Janusz Jedrzejewski, Jacek Miekisz
Ground states of lattice gases with ``almost'' convex repulsive interactions 
(84K, Latex)

ABSTRACT.  To our best knowledge there is only one example of a lattice system
with long-range two-body interactions whose ground states have been 
determined exactly: the one-dimensional lattice gas with purely 
repulsive and strictly convex interactions. Its ground-state 
particle configurations do not depend on the rate of decay 
of the interactions and are known as the generalized Wigner lattices 
or the most homogenenous particle configurations.
      The question of stability of this beautiful and universal result
against certain perturbations of the repulsive and convex interactions
seems to be interesting by itself. Additional motivations for studying
such perturbations come from surface physics (adsorbtion on crystal
surfaces) and theories of correlated fermion systems (recent results on
ground-state particle configurations of the one-dimensional
spinless Falicov-Kimball model).
      As a first step we have studied a one-dimensional lattice gas whose
two-body interactions are repulsive and strictly convex only from 
distance 2 on while its value at distance 1 is fixed near its value 
at infinity.
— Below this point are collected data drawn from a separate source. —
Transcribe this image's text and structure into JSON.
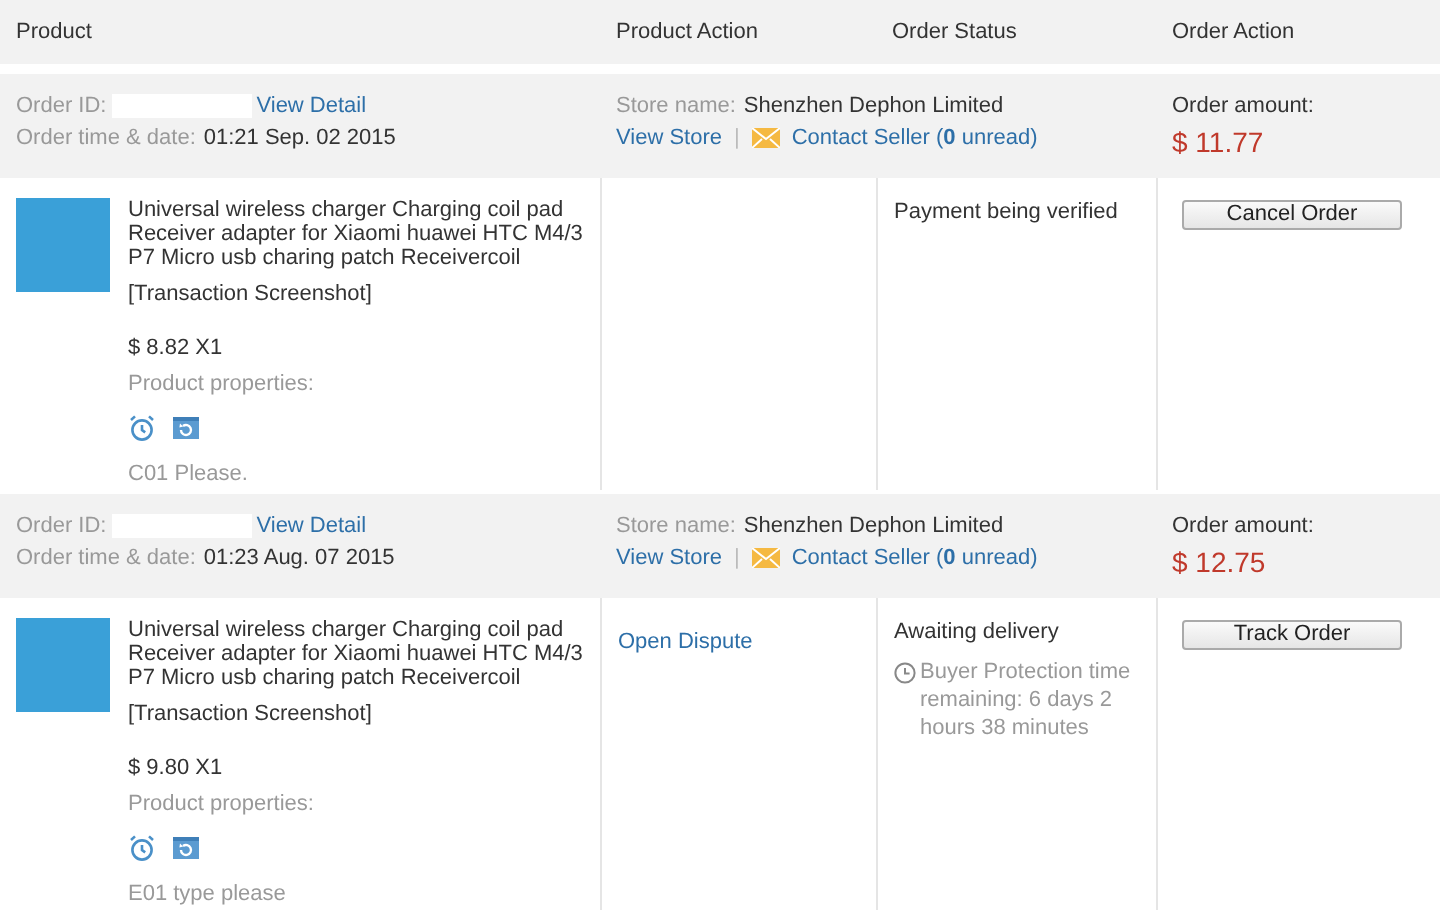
{
  "columns": [
    "Product",
    "Product Action",
    "Order Status",
    "Order Action"
  ],
  "orders": [
    {
      "order_id_label": "Order ID:",
      "view_detail": "View Detail",
      "time_label": "Order time & date:",
      "time": "01:21 Sep. 02 2015",
      "store_label": "Store name:",
      "store": "Shenzhen Dephon Limited",
      "view_store": "View Store",
      "separator": "|",
      "contact_seller": "Contact Seller (**0** unread)",
      "amount_label": "Order amount:",
      "amount": "$ 11.77",
      "product": {
        "title": "Universal wireless charger Charging coil pad Receiver adapter for Xiaomi huawei HTC M4/3 P7 Micro usb charing patch Receivercoil",
        "transaction": "[Transaction Screenshot]",
        "price": "$ 8.82 X1",
        "properties_label": "Product properties:",
        "note": "C01 Please."
      },
      "status": "Payment being verified",
      "action_button": "Cancel Order"
    },
    {
      "order_id_label": "Order ID:",
      "view_detail": "View Detail",
      "time_label": "Order time & date:",
      "time": "01:23 Aug. 07 2015",
      "store_label": "Store name:",
      "store": "Shenzhen Dephon Limited",
      "view_store": "View Store",
      "separator": "|",
      "contact_seller": "Contact Seller (**0** unread)",
      "amount_label": "Order amount:",
      "amount": "$ 12.75",
      "product": {
        "title": "Universal wireless charger Charging coil pad Receiver adapter for Xiaomi huawei HTC M4/3 P7 Micro usb charing patch Receivercoil",
        "transaction": "[Transaction Screenshot]",
        "price": "$ 9.80 X1",
        "properties_label": "Product properties:",
        "note": "E01 type please"
      },
      "product_action": "Open Dispute",
      "status": "Awaiting delivery",
      "protection": "Buyer Protection time remaining: 6 days 2 hours 38 minutes",
      "action_button": "Track Order"
    }
  ]
}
We show that such a modification makes the ground-state 
particle configurations sensitive to the decay rate of the interactions: 
if it is fast enough, then particles form $2$-particle lattice-connected 
aggregates that are distributed in the most homogeneous way.
Consequently, despite breaking of the convexity property, the ground 
state exibits the feature known as the complete devil's staircase.